Tribology…What’s in a Name?
by Michael Holloway, CLS, OMA I
North America Sales Manager

Many involved in the world of lubrication know the meaning of the word tribology. Some refer to it as the study of friction, lubrication and wear while others define it as the science and technology of interacting surfaces in relative motion and of related subjects and practices.

A physicist by the name of David Tabor first came up with the term using a combination of Greek root words tríbō which means “to rub” and Logia which means “the study of”. It wasn’t until 1964 when an engineer by the name of Peter Jost was investigating wear mechanisms and increasing friction within machines did the term take hold. In a now famous report dubbed “The Jost Report” issued in 1966 which focused on how much money was being lost due to wear due to friction and improper lubrication, was the term freely used to describe the circumstances leading up to significant wear due to the compromise of lubrication.

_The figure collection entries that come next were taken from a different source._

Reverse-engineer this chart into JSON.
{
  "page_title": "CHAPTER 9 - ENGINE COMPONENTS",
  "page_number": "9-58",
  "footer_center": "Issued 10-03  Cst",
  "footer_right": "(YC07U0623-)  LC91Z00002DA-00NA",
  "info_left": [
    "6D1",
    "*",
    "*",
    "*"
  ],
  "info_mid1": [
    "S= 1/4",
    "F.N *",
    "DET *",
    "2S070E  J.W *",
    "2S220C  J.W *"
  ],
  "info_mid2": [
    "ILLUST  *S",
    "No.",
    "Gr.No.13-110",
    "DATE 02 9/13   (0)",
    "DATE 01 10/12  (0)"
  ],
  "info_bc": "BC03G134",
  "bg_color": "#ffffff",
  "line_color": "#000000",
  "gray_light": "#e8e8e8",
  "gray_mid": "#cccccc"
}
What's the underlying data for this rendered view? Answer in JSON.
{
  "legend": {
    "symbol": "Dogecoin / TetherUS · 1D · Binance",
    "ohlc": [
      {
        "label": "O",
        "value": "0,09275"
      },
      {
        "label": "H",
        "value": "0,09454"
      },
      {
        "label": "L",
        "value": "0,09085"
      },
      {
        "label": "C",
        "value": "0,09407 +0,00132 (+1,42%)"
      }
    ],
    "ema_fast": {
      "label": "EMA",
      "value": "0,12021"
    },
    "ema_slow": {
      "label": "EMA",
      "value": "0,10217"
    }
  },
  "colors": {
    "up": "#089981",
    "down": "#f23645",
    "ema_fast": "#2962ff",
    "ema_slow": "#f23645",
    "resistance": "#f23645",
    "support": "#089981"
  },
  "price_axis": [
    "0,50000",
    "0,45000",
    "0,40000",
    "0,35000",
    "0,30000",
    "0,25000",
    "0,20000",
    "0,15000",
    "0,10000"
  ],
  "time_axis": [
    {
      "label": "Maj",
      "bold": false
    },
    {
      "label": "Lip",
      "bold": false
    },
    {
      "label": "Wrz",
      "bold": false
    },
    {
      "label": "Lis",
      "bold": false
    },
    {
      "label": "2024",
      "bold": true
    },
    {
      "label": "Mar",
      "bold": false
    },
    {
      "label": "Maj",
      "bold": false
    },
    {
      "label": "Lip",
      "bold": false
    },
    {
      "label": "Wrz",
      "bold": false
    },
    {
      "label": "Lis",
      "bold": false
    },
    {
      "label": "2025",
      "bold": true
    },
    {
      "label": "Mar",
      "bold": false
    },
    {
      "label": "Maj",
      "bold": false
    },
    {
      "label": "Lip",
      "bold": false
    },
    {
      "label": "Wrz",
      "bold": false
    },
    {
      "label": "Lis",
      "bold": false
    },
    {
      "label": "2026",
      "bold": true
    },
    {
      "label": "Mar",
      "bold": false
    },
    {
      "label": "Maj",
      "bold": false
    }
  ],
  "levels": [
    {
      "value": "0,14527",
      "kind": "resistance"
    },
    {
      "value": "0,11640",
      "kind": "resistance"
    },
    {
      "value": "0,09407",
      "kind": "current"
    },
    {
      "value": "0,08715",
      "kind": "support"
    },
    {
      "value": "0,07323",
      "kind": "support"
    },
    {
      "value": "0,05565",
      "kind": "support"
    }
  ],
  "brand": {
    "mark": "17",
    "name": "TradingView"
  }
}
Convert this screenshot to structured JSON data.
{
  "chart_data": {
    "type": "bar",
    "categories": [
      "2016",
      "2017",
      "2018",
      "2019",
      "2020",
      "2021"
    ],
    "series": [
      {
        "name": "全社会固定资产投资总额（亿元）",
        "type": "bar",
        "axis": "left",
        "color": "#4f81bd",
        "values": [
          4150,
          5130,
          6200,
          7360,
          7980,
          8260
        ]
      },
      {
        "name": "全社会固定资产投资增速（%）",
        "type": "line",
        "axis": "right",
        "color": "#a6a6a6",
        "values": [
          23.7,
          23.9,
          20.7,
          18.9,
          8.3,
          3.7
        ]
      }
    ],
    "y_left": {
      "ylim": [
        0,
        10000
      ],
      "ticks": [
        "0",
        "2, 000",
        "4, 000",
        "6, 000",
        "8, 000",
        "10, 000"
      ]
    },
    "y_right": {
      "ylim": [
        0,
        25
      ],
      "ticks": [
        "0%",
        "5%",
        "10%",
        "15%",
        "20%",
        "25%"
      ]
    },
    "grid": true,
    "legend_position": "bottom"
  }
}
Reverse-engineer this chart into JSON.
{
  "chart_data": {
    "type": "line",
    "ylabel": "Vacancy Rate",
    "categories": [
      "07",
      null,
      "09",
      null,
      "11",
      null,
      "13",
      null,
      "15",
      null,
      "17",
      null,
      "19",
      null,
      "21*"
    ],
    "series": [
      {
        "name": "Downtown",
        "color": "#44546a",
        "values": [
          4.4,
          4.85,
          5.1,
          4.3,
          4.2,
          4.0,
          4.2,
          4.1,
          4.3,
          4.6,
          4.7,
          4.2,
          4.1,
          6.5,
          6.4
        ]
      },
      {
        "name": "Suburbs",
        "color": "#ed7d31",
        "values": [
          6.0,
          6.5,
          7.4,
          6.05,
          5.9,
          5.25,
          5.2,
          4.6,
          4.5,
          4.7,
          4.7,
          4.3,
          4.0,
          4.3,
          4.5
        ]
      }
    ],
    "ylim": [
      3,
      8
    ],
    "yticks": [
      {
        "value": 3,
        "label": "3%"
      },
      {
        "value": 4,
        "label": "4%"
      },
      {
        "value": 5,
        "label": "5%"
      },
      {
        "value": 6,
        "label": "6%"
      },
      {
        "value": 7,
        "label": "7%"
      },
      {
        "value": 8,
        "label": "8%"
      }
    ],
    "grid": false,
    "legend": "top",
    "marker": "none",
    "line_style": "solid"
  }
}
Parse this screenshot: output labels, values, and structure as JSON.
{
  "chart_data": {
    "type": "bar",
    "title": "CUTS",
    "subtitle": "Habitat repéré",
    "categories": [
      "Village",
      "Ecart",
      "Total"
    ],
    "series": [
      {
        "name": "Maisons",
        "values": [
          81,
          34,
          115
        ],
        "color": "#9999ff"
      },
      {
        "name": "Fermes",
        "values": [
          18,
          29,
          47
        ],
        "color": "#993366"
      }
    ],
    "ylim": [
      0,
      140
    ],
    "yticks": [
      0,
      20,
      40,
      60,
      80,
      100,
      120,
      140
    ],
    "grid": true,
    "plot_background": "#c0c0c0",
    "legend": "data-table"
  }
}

While Jost may have been considered the first to use the term in a publication, he certainly wasn’t the first to consider the study of friction, lubrication or wear; that honor may well reside with Leonardo da Vinci. There are many accomplishments that da Vinci is known for such as his paintings, namely the Mona Lisa and the Last Supper, or as being an accomplished engineer and scientist. His scientific talent had its foundation on his ability to observe.

In the late 1400’s da Vinci noticed that resistance was the same for two different objects of the same weight but making contacts over different widths and lengths. He also noticed that the force needed to overcome friction doubles when the weight doubles. It wasn’t until much later that other scientists took his initial observations and went further. It is highly possible that many others before di Vinci understood the principles he observed, but da Vinci actually theorized and experimented in order to establish a rule by which many of his observations could actually become predictors of events.

Though tribology may seem to only be relative to machines, it has many other applications such as reducing drag in competitive swimming suits or rejuvenating knee and hip joints via injectable treatments or prosthetics. Tribology is all around us from our lap-tops, to microwave ovens, to our vehicles. It is fair to say that tribology has contributed to the advancement of our society and many of the comforts we enjoy.